Suatu hari, mama memberitahu Kevin bahwa sebentar lagi dia akan memiliki seorang adik.
”Kevin sekarang sudah besar. Bulan depan umur Kevin 6 tahun. Sudah waktunya Kevin membantu mama dan papa untuk mengurus adik bayi.” Kata mama pada Kevin.
Kevin bingung. ”Adik bayi, Ma?”
Mama mengangguk sambil tersenyum. ”Iya, Sayang. Beberapa bulan lagi Kevin akan memiliki adik.” Mama mengelus perutnya dengan lembut.
Kevin teringat Danu, teman sekelas Kevin di sekolah.
”Mama sibuk mengurus adik. Karena itu mama jadi jarang mengantar dan menjemputku di sekolah.” Kata Danu dengan wajah sedih. ”Papa juga jadi jarang bermain bola denganku setiap sore, padahal dulu papa paling senang bermain bola denganku di taman.”
Kevin ketakutan. Dia tidak ingin papa dan mama lebih sayang pada adik bayi dibandingkan dirinya.
Kevinpun berubah menjadi anak yang pemurung. Dia jarang tertawa dan tidak seceria biasanya.
Papa heran melihat perubahan sikap Kevin.

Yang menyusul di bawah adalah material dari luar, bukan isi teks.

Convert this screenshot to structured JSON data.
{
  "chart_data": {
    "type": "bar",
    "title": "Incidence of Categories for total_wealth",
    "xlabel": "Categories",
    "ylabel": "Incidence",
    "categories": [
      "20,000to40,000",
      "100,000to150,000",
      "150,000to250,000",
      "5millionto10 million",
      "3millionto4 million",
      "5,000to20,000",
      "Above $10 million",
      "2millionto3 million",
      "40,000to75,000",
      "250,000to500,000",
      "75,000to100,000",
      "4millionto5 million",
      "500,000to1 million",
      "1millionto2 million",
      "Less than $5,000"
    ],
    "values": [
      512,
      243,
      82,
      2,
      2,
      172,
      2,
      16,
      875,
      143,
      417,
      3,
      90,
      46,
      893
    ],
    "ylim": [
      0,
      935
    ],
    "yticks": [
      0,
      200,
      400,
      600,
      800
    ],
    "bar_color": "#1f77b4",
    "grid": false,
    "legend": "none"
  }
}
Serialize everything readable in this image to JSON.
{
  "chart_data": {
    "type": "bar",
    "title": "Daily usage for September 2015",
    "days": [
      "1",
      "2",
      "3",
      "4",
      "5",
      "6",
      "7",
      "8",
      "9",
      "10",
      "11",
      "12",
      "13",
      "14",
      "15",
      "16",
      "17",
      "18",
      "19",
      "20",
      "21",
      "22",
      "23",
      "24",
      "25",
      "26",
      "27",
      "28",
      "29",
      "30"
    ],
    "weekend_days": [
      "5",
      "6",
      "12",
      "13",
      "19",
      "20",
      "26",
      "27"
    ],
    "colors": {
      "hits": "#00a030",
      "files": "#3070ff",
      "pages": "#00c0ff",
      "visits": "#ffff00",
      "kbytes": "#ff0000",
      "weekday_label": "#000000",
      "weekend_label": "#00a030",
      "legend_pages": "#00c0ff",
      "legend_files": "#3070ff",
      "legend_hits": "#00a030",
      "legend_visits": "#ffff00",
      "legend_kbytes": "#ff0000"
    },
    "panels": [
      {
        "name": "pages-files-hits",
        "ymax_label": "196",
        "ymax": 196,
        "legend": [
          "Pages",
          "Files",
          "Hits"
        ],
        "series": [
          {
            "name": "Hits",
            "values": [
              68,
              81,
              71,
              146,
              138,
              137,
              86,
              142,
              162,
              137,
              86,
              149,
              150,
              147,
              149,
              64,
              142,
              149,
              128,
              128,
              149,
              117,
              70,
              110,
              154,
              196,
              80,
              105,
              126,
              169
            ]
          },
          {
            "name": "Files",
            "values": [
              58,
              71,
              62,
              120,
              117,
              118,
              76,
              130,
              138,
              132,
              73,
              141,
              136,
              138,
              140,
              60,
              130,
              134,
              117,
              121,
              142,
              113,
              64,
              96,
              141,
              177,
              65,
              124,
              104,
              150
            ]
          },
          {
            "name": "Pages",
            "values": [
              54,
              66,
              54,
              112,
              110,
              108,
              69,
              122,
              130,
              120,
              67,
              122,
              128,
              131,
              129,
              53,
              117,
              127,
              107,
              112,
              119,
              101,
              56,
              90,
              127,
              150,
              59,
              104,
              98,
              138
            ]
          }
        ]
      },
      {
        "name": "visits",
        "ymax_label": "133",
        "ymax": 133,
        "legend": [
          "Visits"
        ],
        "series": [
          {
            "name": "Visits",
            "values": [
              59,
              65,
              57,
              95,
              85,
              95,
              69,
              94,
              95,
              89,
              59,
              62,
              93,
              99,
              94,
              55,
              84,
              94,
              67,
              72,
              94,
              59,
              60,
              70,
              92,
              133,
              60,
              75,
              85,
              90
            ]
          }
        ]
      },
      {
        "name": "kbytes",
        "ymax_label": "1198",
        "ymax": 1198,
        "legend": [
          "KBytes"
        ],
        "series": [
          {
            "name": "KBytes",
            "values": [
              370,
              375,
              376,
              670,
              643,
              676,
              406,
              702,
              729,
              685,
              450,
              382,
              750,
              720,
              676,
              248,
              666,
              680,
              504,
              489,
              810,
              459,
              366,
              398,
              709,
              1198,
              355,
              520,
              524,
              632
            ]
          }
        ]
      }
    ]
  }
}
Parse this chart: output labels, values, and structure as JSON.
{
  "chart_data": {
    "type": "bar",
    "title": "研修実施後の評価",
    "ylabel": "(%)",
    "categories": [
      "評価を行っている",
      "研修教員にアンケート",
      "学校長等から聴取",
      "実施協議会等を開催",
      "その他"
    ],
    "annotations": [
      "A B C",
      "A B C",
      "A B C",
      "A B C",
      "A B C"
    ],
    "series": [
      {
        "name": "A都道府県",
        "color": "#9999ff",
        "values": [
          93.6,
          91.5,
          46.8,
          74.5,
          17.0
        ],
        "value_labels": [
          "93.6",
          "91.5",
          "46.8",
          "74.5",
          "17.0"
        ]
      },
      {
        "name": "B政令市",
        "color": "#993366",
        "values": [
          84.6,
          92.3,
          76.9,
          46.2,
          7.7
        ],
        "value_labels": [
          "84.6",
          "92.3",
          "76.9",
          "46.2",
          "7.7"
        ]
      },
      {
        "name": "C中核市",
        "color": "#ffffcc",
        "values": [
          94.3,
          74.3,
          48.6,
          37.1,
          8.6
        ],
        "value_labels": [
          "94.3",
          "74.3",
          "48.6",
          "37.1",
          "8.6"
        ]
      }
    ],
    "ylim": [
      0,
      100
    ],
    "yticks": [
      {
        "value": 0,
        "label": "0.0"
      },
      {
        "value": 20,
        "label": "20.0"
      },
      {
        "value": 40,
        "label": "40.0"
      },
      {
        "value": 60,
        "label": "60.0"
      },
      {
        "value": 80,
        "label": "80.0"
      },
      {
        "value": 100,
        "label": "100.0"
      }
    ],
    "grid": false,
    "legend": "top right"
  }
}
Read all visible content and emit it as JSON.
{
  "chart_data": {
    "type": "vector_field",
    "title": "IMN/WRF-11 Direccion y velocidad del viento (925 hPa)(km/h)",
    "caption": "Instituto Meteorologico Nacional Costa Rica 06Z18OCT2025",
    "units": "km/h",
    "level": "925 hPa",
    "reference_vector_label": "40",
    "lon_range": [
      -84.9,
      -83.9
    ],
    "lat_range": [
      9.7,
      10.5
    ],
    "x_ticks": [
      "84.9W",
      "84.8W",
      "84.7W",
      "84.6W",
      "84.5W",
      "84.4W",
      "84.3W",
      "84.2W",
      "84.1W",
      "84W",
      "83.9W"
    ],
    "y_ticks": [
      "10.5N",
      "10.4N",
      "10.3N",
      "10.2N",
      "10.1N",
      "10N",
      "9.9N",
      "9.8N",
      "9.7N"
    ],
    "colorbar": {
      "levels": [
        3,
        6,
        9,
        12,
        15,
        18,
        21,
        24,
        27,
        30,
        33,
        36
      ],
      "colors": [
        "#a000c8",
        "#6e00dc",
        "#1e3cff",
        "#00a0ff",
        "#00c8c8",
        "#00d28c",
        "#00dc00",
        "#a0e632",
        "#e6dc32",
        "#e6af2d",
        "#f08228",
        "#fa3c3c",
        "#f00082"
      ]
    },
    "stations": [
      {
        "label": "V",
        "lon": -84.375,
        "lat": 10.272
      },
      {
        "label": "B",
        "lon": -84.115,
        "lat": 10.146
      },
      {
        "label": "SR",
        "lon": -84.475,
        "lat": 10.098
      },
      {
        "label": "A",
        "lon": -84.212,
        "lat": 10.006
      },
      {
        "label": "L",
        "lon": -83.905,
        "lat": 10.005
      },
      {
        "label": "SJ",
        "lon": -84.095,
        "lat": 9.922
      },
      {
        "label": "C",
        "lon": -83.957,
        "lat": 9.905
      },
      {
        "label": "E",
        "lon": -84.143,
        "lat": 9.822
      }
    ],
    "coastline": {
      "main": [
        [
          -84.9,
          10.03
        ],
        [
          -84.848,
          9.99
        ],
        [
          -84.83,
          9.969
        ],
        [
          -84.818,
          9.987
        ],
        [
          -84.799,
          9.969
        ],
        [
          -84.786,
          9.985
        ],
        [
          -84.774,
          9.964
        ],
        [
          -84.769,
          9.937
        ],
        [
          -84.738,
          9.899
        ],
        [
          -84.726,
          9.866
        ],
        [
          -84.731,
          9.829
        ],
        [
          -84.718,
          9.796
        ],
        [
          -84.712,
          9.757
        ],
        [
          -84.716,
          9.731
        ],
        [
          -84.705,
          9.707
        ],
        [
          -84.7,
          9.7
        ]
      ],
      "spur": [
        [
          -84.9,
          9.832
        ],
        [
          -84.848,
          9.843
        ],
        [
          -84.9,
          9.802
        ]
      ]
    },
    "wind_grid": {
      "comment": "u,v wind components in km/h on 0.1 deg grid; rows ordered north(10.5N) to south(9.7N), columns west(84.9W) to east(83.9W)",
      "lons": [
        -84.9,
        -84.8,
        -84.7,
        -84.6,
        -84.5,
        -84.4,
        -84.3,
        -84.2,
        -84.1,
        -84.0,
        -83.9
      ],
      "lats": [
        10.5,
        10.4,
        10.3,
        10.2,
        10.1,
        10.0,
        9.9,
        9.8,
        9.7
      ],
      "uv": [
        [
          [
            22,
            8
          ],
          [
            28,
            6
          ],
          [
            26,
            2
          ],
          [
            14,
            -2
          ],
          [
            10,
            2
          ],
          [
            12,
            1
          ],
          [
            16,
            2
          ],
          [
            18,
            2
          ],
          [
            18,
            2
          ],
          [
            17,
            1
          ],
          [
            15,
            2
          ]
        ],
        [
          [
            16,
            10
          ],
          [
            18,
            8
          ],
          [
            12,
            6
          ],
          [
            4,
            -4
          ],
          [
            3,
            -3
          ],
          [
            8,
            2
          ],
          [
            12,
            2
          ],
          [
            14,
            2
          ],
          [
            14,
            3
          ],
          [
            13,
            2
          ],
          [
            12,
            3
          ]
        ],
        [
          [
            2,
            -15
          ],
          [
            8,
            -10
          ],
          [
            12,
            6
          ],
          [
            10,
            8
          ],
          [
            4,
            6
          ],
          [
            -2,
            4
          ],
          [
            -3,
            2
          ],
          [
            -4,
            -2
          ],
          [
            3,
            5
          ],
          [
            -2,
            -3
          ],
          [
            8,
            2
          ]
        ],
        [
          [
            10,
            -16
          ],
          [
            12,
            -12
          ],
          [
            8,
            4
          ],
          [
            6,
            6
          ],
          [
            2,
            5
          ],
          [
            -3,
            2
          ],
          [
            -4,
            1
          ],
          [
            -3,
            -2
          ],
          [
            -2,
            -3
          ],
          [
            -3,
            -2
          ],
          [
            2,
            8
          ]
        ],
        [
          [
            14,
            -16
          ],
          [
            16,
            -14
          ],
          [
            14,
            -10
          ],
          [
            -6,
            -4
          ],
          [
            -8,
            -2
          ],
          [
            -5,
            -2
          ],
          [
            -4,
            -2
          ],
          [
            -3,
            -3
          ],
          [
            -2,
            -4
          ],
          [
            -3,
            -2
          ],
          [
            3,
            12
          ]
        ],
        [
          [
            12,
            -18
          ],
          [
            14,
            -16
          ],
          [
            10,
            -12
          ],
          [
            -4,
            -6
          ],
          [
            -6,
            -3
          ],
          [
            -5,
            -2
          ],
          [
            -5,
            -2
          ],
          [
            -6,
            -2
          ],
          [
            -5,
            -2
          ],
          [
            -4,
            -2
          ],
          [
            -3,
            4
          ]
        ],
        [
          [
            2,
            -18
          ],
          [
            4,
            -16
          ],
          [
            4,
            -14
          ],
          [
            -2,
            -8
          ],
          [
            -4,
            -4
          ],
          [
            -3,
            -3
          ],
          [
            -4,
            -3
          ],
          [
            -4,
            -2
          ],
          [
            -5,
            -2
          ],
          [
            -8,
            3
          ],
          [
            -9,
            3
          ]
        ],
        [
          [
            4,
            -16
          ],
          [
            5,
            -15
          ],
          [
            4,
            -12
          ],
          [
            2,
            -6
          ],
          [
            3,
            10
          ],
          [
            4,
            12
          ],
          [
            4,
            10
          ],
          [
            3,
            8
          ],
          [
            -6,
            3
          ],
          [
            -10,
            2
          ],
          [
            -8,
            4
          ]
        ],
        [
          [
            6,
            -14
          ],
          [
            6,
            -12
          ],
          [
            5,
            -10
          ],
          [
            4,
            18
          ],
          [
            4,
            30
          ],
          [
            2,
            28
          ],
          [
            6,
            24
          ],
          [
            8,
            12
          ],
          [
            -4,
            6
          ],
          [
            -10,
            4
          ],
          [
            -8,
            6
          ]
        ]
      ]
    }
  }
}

”Ada apa, Kevin?” Tanya papa yang baru pulang dari kantor.
Kevin diam saja.
”Kevin sakit?” Tanya mama cemas.
Kevin menggeleng.
Mama sedih melihat Kevin. ”Lalu kenapa seharian ini kamu diam saja? Tidak mau makan dan bicara sama mama.”
Kevin tetap diam saja.
Keesokan harinya Kevin berangkat ke sekolah dengan hati yang sedih, diapun enggan bermain dengan teman-temannya.
Saat bu Asti, guru bahasa Indonesia Kevin, mengatakan bahwa dia akan membacakan sebuah cerita, sedikitpun dia tidak gembira. Padahal biasanya Kevin paling senang mendengarkan bu Asti bercerita.
Walau tidak bersemangat, Kevin tetap mendengarkan cerita ibu Asti.
Bu Asti bercerita tentang seorang anak bernama Dian.
Dian adalah anak yang lemah dan sering sekali jatuh sakit, Karena itu Dian jarang bermain dengan teman-temannya, dan lebih sering bermain di dalam rumah bersama mama dan Bik Rasmi, pengasuh Dian.
Sering kali Dian merasa kesepian karena dia tidak memiliki adik atau kakak untuk diajak bermain.
”Seandainya aku punya adik, pasti aku tidak akan kesepian lagi.” Kata Dian dalam hati.
Dan pada suatu hari, mama dan papa Dian memberitahu bahwa sebentar lagi Dian akan memiliki seorang adik.
Dian bahagia sekali. Dia jadi lebih bersemangat dan ceria.
Mama dan papa juga bahagia melihat perubahan Dian yang semakin kuat dan jarang sakit.
”Tidak sabar rasanya menunggu adik bayi lahir.” Kata Dian pada mama.
”Beberapa bulan lagi, Sayang.” Jawab mama. ”Mama yakin Dian akan menjadi kakak yang sangat baik dan penyayang.”
Beberapa bulan kemudian adik Dian lahir. Papa dan mama memberinya nama Eva.
Dian senang sekali mengelus dan mencium adik bayi yang wangi dan lucu. Dian juga sering membantu mama mengganti popok adik bayi dan memandikannya.
Mama dan papa bangga sekali pada Dian. Dan tidak sedikitpun perhatian mama dan papa pada Dian berkurang.
Saat bu Asti selesai bercerita, Kevin teringat pada mama di rumah. Kevin menyesal karena membuat mama dan papanya sedih.
Kevin berjanji, sepulang sekolah nanti, dia akan meminta maaf pada mama dan papanya. Kevin juga bertekad akan menjadi kakak yang baik buat adiknya nanti.